How do we really know a file uploaded is really the same as the local flie

i never thought such a basic and important question would not have an clear answer.

i am not refusing to trust you, and i mean no disrespect, but you have not given me anything to trust.
and you did write
Take all of that with a gran of salt and you may have to get NCW to verify. My understanding is not complete on this topic

i just would like to know when rclone is just copying the local md5 to remote metadata and when cloud provider is calculating the checksum.

thanks

That was mostly in relation to the chunker backend and the technical difference between parting and chunking as part of a transfer.

For the main (repeating) question here, I don't know how to be clearer and more explicit. It seems like you won't be satisfied unless you get hold of who whoever coded the Azure backend. In that case, I can't help you further :frowning:

@ncw,

is there a way for rclone to tell us if it is copying the local md5 to remote metadata or relying on the cloud provider to calculate the md5 after upload?

when rclone is doing rclone check, does it always use the metadata that rclone copied from the local file or does rclone check use the md5, as calculated by the provider AFTER the file has been uploaded?

thanks

i am sorry but i think i am asking a real basic question about how rclone works?

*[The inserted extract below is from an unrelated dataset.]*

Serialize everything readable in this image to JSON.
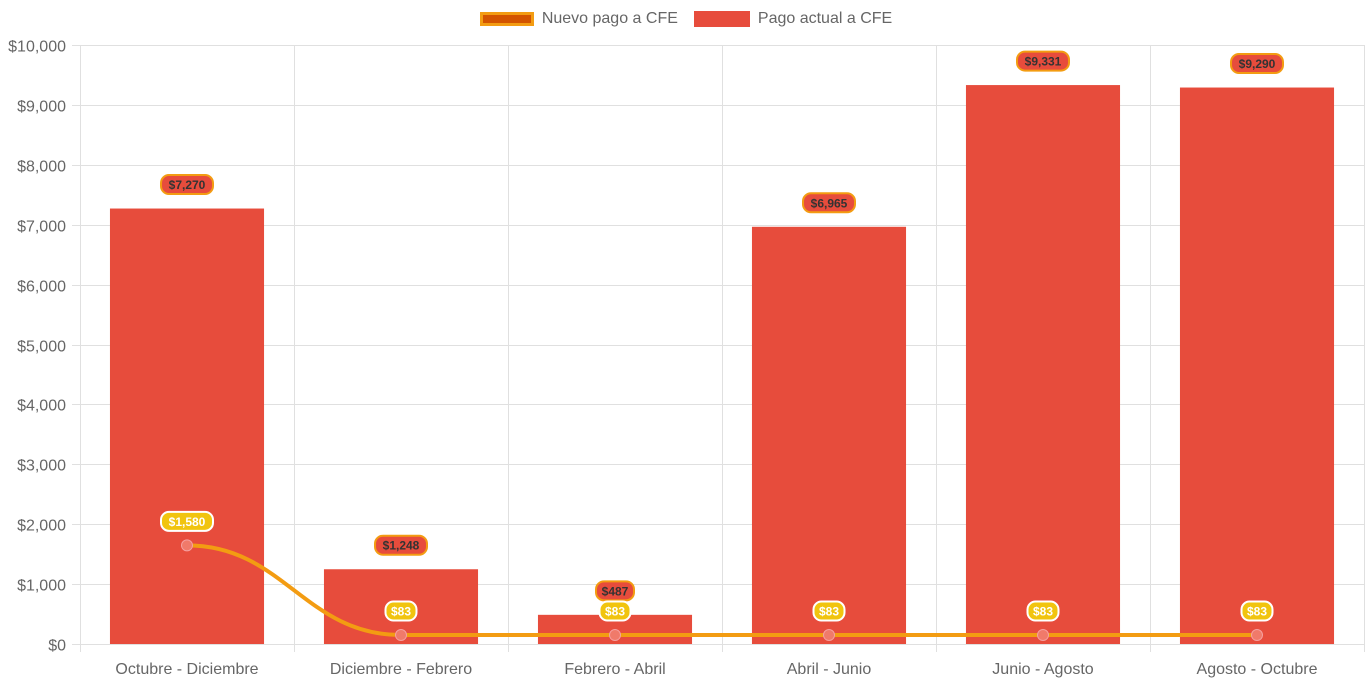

I think the question here is - what answer are you willing to accept..?
Does it need to be formal documentation? I'd just go look at the code if so. Everything is there on github. If rclone never sets the hash then it's not transferring any either.

This depends on the provider... I think cloud providers generally compute checksums on upload and store them along side the data. There are periodic processes that verify that checksum (I'm reasonably sure I read this about S3).

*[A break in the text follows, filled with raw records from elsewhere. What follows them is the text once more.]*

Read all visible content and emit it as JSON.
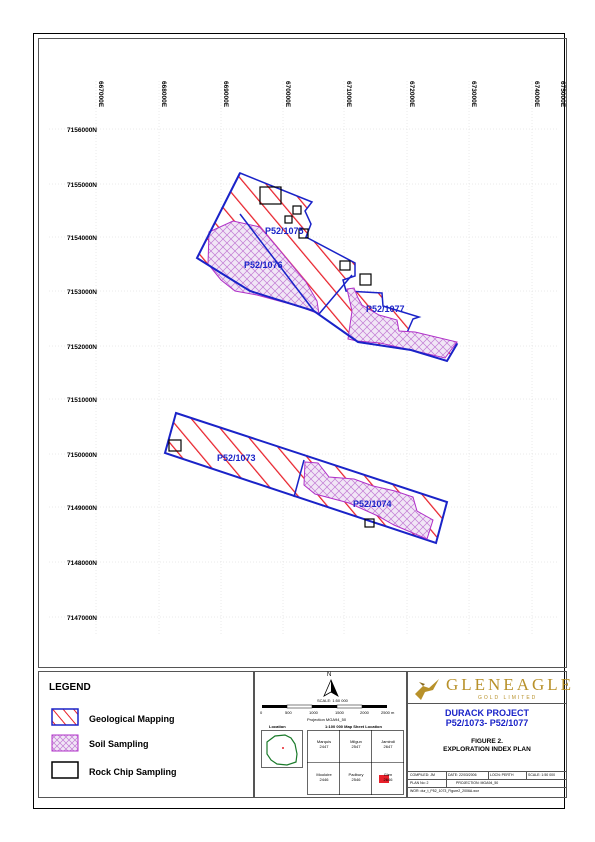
{
  "map": {
    "easting_labels": [
      "667000E",
      "668000E",
      "669000E",
      "670000E",
      "671000E",
      "672000E",
      "673000E",
      "674000E",
      "675000E"
    ],
    "northing_labels": [
      "7156000N",
      "7155000N",
      "7154000N",
      "7153000N",
      "7152000N",
      "7151000N",
      "7150000N",
      "7149000N",
      "7148000N",
      "7147000N"
    ],
    "tenements": [
      "P52/1075",
      "P52/1076",
      "P52/1077",
      "P52/1073",
      "P52/1074"
    ]
  },
  "legend": {
    "title": "LEGEND",
    "items": [
      "Geological Mapping",
      "Soil Sampling",
      "Rock Chip Sampling"
    ]
  },
  "scale": {
    "north": "N",
    "scale_text": "SCALE: 1:50 000",
    "ticks": [
      "0",
      "500",
      "1000",
      "1500",
      "2000",
      "2500 m"
    ],
    "projection": "Projection MGA94_50",
    "location_label": "Location",
    "sheet_title": "1:100 000 Map Sheet Location",
    "sheets": [
      {
        "name": "Marquis",
        "num": "2447"
      },
      {
        "name": "Milgun",
        "num": "2547"
      },
      {
        "name": "Jamindi",
        "num": "2647"
      },
      {
        "name": "Mooloire",
        "num": "2446"
      },
      {
        "name": "Padbury",
        "num": "2546"
      },
      {
        "name": "Glen",
        "num": "2646"
      }
    ]
  },
  "title_block": {
    "company": "GLENEAGLE",
    "company_sub": "GOLD LIMITED",
    "project": "DURACK PROJECT",
    "tenements": "P52/1073- P52/1077",
    "figure": "FIGURE 2.",
    "figure_title": "EXPLORATION INDEX PLAN",
    "compiled": "COMPILED: JM",
    "date": "DATE: 22/03/2006",
    "location": "LOCN: PERTH",
    "scale": "SCALE: 1:50 000",
    "plan_no": "PLAN No: 2",
    "projection": "PROJECTION: MGA94_50",
    "wor": "WOR: dur_t_P52_1073_Figure2_2006A.wor"
  },
  "colors": {
    "hatch_red": "#e8202a",
    "tenement_blue": "#1a23c8",
    "soil_purple": "#b030c8",
    "gold": "#b8912a"
  }
}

For example azureblob provides md5sums calculated by them, for all non chunked files. For chunked files it doesn't provide an md5sum so we have to upload one as metadata. However you might be comforted by this note from the source

	// Compute the Content-MD5 of the file, for multiparts uploads it
	// will be set in PutBlockList API call using the 'x-ms-blob-content-md5' header
	// Note: If multipart, a MD5 checksum will also be computed for each uploaded block
	// in order to validate its integrity during transport

If you want to know more check out the docs and look for the Content-MD5 info.

Data integrity is really important to rclone. rclone check does a pretty good job, but if you are paranoid about your data then rclone check --download is the best check.

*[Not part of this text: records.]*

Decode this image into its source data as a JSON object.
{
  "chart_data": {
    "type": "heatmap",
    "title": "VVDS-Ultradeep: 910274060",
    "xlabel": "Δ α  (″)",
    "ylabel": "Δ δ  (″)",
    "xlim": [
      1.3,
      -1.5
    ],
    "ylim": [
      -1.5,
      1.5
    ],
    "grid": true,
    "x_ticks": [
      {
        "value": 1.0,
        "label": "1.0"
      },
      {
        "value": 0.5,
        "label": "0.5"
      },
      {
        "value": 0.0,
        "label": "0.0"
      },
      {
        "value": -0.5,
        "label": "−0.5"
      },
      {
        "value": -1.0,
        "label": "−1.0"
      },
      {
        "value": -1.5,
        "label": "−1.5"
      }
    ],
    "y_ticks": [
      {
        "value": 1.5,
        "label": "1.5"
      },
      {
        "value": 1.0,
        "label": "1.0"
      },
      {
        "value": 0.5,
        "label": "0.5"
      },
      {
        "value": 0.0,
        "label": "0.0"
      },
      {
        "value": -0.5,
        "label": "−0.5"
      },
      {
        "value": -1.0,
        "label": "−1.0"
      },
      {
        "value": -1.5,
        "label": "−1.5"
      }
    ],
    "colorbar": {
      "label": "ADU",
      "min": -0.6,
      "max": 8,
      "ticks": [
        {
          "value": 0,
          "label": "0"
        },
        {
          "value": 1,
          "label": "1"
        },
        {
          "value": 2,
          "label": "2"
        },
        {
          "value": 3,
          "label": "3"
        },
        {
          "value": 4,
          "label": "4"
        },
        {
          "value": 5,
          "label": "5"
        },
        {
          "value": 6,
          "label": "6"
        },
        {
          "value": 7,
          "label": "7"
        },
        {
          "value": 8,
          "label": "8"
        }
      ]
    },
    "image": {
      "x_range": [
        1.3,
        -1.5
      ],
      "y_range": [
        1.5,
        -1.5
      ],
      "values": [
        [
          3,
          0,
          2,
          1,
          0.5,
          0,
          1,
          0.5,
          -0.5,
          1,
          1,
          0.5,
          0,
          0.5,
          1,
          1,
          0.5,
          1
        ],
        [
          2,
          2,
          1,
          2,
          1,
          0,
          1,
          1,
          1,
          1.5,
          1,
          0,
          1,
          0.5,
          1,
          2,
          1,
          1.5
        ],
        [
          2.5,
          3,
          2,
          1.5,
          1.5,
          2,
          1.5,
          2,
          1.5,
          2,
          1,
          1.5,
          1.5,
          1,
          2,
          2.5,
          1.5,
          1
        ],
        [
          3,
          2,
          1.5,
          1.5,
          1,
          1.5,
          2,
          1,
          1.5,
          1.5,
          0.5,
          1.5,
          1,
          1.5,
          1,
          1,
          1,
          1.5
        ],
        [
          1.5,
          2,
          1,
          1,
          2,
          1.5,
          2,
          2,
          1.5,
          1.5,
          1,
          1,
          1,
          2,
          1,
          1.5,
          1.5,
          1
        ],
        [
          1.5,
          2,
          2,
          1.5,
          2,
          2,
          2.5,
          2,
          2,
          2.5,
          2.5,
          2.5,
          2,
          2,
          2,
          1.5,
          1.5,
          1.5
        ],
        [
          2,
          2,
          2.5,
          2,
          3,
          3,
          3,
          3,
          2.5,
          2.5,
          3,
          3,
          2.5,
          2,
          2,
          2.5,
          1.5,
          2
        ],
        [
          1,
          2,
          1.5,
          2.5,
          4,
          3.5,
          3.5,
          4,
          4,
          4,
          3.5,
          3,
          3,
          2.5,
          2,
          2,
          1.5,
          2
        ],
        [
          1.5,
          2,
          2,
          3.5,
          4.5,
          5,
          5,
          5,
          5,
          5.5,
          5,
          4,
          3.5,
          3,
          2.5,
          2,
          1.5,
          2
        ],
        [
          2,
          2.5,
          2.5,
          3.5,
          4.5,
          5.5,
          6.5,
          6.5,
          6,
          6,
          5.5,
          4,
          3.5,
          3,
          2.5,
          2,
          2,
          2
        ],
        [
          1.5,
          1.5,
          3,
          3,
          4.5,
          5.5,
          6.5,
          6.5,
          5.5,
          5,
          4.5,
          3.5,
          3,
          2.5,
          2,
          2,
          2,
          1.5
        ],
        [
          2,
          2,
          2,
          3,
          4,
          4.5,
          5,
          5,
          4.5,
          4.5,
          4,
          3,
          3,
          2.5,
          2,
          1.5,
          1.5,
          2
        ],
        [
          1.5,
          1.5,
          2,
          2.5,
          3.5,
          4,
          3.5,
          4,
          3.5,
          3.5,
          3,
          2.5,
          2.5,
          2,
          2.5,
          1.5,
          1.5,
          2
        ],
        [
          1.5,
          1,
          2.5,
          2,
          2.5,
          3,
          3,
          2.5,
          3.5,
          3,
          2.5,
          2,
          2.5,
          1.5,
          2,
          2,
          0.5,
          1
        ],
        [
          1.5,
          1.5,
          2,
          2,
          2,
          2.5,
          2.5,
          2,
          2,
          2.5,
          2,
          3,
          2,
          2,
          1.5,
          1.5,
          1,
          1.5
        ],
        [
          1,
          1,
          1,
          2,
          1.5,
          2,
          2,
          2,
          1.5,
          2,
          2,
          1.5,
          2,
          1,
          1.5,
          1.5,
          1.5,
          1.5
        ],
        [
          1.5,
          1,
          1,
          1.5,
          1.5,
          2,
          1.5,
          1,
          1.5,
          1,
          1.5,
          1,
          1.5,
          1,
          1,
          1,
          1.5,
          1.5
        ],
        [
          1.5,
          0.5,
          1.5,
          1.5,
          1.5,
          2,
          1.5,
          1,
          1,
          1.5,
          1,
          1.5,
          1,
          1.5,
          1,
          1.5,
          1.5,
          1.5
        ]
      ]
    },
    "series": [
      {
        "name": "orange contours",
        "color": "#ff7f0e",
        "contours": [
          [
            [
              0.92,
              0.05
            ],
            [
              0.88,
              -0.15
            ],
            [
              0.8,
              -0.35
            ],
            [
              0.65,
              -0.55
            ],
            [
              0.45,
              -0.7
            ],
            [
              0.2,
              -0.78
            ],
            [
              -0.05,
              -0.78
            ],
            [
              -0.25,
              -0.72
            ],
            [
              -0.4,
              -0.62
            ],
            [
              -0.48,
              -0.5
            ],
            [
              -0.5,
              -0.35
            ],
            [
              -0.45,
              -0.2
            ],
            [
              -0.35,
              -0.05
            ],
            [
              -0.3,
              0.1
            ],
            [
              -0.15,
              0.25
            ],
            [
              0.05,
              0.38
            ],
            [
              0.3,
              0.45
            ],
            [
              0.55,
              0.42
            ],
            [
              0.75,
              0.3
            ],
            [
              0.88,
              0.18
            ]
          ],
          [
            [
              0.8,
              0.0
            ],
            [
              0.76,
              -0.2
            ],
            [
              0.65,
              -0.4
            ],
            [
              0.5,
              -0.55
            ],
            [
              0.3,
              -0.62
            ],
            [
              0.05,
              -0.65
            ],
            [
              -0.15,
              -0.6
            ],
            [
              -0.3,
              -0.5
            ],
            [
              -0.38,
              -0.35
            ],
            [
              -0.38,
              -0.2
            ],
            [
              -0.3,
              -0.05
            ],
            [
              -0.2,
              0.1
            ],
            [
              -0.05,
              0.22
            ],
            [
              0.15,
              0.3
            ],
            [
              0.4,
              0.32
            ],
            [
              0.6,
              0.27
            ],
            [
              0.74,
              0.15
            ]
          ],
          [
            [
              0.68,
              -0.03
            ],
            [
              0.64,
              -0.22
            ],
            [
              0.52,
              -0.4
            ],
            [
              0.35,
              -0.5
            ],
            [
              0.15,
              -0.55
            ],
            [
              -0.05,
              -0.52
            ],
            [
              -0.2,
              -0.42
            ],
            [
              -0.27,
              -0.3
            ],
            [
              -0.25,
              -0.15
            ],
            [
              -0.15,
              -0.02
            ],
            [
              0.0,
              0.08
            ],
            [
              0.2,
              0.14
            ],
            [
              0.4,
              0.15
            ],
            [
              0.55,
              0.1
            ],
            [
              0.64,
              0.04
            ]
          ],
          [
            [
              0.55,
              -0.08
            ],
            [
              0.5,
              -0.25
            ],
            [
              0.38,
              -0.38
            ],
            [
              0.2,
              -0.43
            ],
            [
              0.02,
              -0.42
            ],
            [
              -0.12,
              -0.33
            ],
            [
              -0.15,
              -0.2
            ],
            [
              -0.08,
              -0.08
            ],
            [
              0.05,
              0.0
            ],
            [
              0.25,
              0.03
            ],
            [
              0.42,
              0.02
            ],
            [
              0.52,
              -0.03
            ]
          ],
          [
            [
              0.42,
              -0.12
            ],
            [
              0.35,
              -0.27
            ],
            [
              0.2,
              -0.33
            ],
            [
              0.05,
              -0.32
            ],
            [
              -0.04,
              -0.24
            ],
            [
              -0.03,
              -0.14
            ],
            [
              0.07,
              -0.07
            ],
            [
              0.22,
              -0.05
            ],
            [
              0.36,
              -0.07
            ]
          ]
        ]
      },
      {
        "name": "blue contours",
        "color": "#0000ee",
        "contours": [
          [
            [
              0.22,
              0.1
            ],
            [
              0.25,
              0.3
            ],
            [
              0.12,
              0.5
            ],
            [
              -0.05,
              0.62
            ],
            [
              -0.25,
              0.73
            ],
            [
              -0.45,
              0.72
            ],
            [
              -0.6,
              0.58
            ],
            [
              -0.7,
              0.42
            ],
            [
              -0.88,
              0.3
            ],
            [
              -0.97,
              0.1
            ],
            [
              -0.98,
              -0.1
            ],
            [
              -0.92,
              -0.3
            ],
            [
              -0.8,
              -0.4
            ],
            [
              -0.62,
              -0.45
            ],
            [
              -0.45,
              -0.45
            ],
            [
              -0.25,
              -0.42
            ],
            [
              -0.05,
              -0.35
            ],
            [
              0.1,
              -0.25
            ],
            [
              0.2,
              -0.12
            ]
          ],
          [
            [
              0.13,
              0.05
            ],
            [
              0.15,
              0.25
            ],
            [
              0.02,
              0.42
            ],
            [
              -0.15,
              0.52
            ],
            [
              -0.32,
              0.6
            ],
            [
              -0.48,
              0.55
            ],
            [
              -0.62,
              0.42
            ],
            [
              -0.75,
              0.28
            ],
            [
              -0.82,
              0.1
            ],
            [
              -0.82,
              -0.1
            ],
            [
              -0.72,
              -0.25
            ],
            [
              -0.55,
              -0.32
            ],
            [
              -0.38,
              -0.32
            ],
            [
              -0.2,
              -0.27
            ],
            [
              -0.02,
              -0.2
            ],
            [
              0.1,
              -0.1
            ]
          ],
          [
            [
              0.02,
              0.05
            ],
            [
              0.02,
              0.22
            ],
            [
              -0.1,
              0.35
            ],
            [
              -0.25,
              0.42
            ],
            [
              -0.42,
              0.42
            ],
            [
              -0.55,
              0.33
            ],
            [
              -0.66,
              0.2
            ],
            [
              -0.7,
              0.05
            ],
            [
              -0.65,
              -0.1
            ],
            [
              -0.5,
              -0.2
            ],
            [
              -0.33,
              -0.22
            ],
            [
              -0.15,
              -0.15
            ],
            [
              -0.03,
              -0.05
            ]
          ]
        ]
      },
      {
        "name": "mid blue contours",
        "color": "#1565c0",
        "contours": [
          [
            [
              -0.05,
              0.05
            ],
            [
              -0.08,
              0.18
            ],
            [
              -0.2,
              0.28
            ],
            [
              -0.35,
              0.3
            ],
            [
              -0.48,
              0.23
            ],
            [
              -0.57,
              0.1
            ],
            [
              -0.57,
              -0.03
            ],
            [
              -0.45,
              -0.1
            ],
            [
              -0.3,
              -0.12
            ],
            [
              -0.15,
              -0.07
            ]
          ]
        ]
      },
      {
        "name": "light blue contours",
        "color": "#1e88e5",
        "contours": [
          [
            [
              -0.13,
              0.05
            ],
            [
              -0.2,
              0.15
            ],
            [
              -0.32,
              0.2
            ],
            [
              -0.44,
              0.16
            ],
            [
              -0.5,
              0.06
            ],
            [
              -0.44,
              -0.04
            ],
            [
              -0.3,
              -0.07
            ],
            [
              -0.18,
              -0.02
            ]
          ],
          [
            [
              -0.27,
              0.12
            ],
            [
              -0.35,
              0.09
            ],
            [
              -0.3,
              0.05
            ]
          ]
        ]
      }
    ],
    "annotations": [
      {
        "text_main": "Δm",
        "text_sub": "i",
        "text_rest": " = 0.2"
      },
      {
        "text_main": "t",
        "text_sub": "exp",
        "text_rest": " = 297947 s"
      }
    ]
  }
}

If you upload a file with a Content-MD5 then azure will check the MD5 is correct when the file arrives.

Azure then keep that Content-MD5 and return it to you when you ask. If you don't supply one then they calculate it during upload.

All of them that support checksums calculate it themselves or check it during upload I believe - it isn't just stored as metadata.

There are a few exceptions I can think of - S3 large files the MD5 is stored as metadata, however the file chunks are all sha256 protected so if rclone gets a good upload we can be confident that the data arrived.

thank you very much

This topic was automatically closed 90 days after the last reply. New replies are no longer allowed.